15.1.07

Pathologische Sesselpupser

Eine World without Zionism hätte Mahmud Ahmadinedjad bekanntlich gerne, und dazu bietet er von der Holocaustleugner-Konferenz bis zum Atomprogramm alles auf, wovon andere Judenhasser jeglicher Couleur nur träumen können. Sympathie ist dem iranischen Präsidenten deshalb allenthalben gewiss, von den offenen Antisemiten der NPD bis zu den Antizionisten dieser Welt zwischen Garmisch-Partenkirchen und Gaza.

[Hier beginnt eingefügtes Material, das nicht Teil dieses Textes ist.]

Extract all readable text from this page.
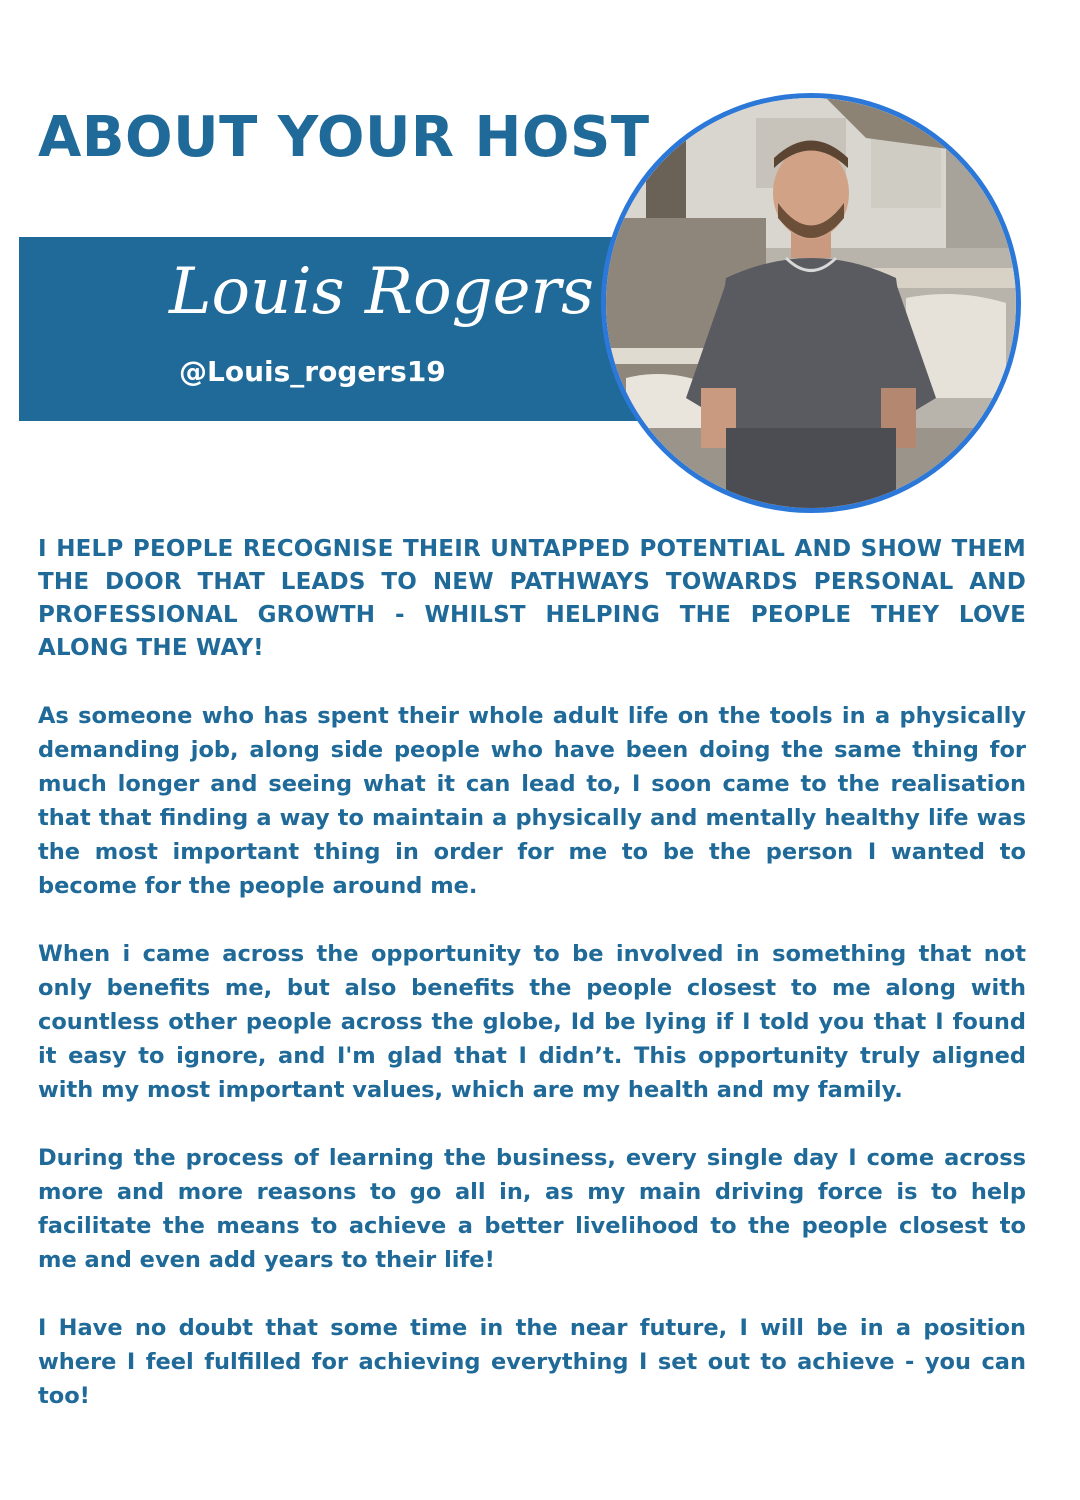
ABOUT YOUR HOST
Louis Rogers
@Louis_rogers19

I HELP PEOPLE RECOGNISE THEIR UNTAPPED POTENTIAL AND SHOW THEM THE DOOR THAT LEADS TO NEW PATHWAYS TOWARDS PERSONAL AND PROFESSIONAL GROWTH - WHILST HELPING THE PEOPLE THEY LOVE ALONG THE WAY!

As someone who has spent their whole adult life on the tools in a physically demanding job, along side people who have been doing the same thing for much longer and seeing what it can lead to, I soon came to the realisation that that finding a way to maintain a physically and mentally healthy life was the most important thing in order for me to be the person I wanted to become for the people around me.

When i came across the opportunity to be involved in something that not only benefits me, but also benefits the people closest to me along with countless other people across the globe, Id be lying if I told you that I found it easy to ignore, and I'm glad that I didn’t. This opportunity truly aligned with my most important values, which are my health and my family.

During the process of learning the business, every single day I come across more and more reasons to go all in, as my main driving force is to help facilitate the means to achieve a better livelihood to the people closest to me and even add years to their life!

I Have no doubt that some time in the near future, I will be in a position where I feel fulfilled for achieving everything I set out to achieve - you can too!
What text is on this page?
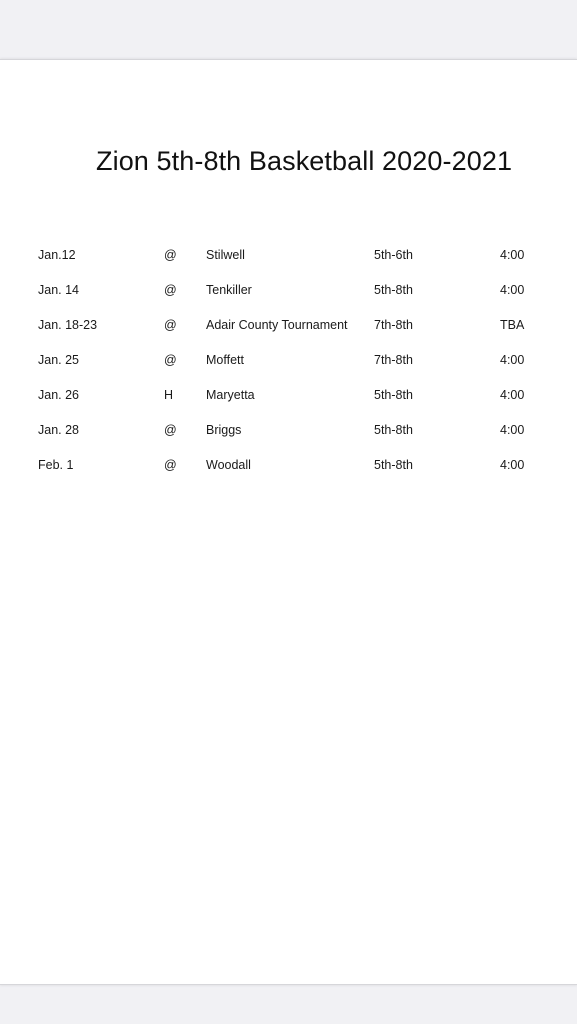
Zion 5th-8th Basketball 2020-2021
Jan.12	@ Stilwell	5th-6th	4:00
Jan. 14	@ Tenkiller	5th-8th	4:00
Jan. 18-23	@ Adair County Tournament 7th-8th	TBA
Jan. 25	@ Moffett	7th-8th	4:00
Jan. 26	H	Maryetta	5th-8th	4:00
Jan. 28	@ Briggs	5th-8th	4:00
Feb. 1	@ Woodall	5th-8th	4:00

Doch die Unterscheidung zwischen Antisemitismus und Antizionismus ist ohnehin überflüssig: „So, wie sich die Antisemiten in ihrer Wahnwelt an die Juden klammerten, klammern sich heute die Antizionisten an Israel“, schreibt Henryk M. Broder, und er sagt auch, warum genau das hierzulande „der Weg ins Rampenlicht für alle ist, die bei DSDS keine Chance hätten, in das Sechzehntelfinale zu kommen“, und wie diese sich ihr Tun auch noch versilbern lassen.


Henryk M. Broder

Zwischen Analphabetismus und Exhibitionismus


Die Rollenumkehr von Täter und Opfer ist nicht nur das Leitmotiv des Antizionismus. Darauf basiert auch der klassische Antisemitismus. Allein aus diesem einen Grund ist die qualvolle Unterscheidung zwischen Antisemitismus (böse Nazis!) und Antizionismus (brave Antiimperialisten!) reine Haarspalterei, ausschließlich dazu bestimmt, eine künstliche Distanz zwischen Antisemiten und Antizionisten zu konstruieren, die es in der Realität nicht gibt. Zum Repertoire der Rollenumkehr gehört auch, dass der Antisemit vom Juden verfolgt wird und dass er sich nur gegen das zur Wehr setzt, was der Jude ihm angetan hat, antun möchte oder demnächst antun könnte. Die Nazis behaupteten, das Weltjudentum habe dem Deutschen Reich den Krieg erklärt; aus ihrer Perspektive war Auschwitz nur ein Akt der Selbstverteidigung. Wer das für einen Witz hält, über den nicht einmal der normal verblödete Stürmer-Leser lachen könnte, sollte mal die Diskussionen über die Frage „Wer hat angefangen?“ nachlesen, die noch in den siebziger Jahren in der alten BRD geführt wurden, unter anderem von Wissenschaftlern wie dem ehemaligen NS-Wehrpsychologen Prof. Dr. Peter R. Hofstätter.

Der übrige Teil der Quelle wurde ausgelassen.